# Need advice with Conures



## jo (Jun 29, 2006)

Can anyone tell me if my Sun conures will be ok hatching and rearing their babies in a unheated bird room(outside adjoining to my aviary) 

Over view

I have a aviary split into 2, 5ft by 10 ft and 10 by 10ft and my bird room is 15ft by 8ft. My Sun conures are currently living in a breeding cage inside the bird room. I haven't put any heat up there as I was told they will be fine without but now they are sitting on eggs which should be due to start hatching in 12/13 days if all goes well. 
They are experienced birds but this is my first clutch so bit worried.

Just a little worried the babies won't survive if it's not warm enough from just parents body heat. I can add a oil radiator if need be but wanted to ask for a bit of advice.

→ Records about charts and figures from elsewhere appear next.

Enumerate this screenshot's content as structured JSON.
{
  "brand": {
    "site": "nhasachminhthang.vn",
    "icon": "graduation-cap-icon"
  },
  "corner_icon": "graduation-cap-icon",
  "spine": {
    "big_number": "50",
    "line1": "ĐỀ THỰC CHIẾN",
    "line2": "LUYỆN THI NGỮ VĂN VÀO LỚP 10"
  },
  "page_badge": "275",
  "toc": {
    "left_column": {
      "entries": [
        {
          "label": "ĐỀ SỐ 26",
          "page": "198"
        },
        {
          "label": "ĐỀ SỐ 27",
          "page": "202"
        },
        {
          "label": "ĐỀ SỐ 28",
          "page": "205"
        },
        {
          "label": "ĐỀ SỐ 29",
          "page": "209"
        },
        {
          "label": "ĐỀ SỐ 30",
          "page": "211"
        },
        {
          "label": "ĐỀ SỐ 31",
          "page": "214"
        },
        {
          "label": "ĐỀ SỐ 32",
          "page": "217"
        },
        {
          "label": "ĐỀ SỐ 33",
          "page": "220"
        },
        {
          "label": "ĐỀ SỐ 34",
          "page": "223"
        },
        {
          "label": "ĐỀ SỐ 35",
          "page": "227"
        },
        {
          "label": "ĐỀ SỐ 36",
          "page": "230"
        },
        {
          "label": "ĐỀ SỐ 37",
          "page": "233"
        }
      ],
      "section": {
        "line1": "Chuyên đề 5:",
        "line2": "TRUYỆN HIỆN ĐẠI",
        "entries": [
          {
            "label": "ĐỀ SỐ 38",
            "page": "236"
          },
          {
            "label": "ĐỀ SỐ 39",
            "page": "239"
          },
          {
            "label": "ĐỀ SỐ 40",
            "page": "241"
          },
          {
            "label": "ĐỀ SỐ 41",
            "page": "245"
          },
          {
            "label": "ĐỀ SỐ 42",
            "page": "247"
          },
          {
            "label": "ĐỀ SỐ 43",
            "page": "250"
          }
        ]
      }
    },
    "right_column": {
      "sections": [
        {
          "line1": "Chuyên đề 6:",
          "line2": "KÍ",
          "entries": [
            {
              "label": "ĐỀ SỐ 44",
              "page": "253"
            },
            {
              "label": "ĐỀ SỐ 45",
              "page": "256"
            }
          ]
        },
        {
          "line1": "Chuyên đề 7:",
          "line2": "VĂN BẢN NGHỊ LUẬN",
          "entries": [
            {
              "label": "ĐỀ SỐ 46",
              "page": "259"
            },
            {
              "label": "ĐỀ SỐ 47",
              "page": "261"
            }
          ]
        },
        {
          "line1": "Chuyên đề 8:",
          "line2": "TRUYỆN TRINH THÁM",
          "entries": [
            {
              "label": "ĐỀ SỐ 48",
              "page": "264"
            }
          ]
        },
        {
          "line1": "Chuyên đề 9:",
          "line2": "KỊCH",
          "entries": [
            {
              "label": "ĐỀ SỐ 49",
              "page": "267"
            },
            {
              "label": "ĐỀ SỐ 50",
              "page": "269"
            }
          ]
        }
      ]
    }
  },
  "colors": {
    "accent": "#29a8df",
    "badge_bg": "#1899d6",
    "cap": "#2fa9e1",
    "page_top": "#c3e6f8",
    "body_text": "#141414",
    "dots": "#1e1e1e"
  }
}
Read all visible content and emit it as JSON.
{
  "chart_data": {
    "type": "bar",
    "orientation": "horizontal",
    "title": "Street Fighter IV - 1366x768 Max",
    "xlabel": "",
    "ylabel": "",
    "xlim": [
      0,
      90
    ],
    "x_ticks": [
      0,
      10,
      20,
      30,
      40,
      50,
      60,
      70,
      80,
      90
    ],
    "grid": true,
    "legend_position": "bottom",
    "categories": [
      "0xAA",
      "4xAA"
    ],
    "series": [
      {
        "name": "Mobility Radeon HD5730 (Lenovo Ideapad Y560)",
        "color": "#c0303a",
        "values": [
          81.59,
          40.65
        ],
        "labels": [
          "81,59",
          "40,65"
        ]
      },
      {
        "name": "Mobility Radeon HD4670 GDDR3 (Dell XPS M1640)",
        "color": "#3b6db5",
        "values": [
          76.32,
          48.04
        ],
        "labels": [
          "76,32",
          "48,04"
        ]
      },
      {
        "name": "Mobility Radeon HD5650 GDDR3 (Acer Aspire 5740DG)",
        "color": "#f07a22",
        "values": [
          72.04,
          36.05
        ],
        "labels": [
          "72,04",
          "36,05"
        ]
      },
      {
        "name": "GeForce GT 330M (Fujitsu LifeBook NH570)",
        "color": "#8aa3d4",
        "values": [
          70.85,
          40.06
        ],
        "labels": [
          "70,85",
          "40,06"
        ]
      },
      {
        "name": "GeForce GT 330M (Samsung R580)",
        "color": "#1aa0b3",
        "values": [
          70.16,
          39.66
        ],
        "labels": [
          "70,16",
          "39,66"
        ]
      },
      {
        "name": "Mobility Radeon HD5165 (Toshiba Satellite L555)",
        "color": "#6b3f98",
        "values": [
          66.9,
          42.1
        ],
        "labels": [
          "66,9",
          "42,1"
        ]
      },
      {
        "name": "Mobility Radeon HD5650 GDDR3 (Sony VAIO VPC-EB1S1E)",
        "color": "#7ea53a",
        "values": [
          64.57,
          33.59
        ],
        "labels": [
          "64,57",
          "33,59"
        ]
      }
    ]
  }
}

Also if all goes well I would like to hand rear but let mum and dad do the first few weeks, what age is best to take away from parents?

Thank you


----------



## Big Uli (Jun 17, 2013)

They'll be fine
I used to breed exhibition budgies and they raised young when it was a lot colder than it is now
Just make sure you feed em well
Well fed youngsters will be warm youngsters
Secret to breeding in the winter is a deep nest box
The deeper the box the warmer the chicks and they will spend less energy keeping warm and grow much better

My budgies used to sit in 15 inch deep boxes and they all did fine


----------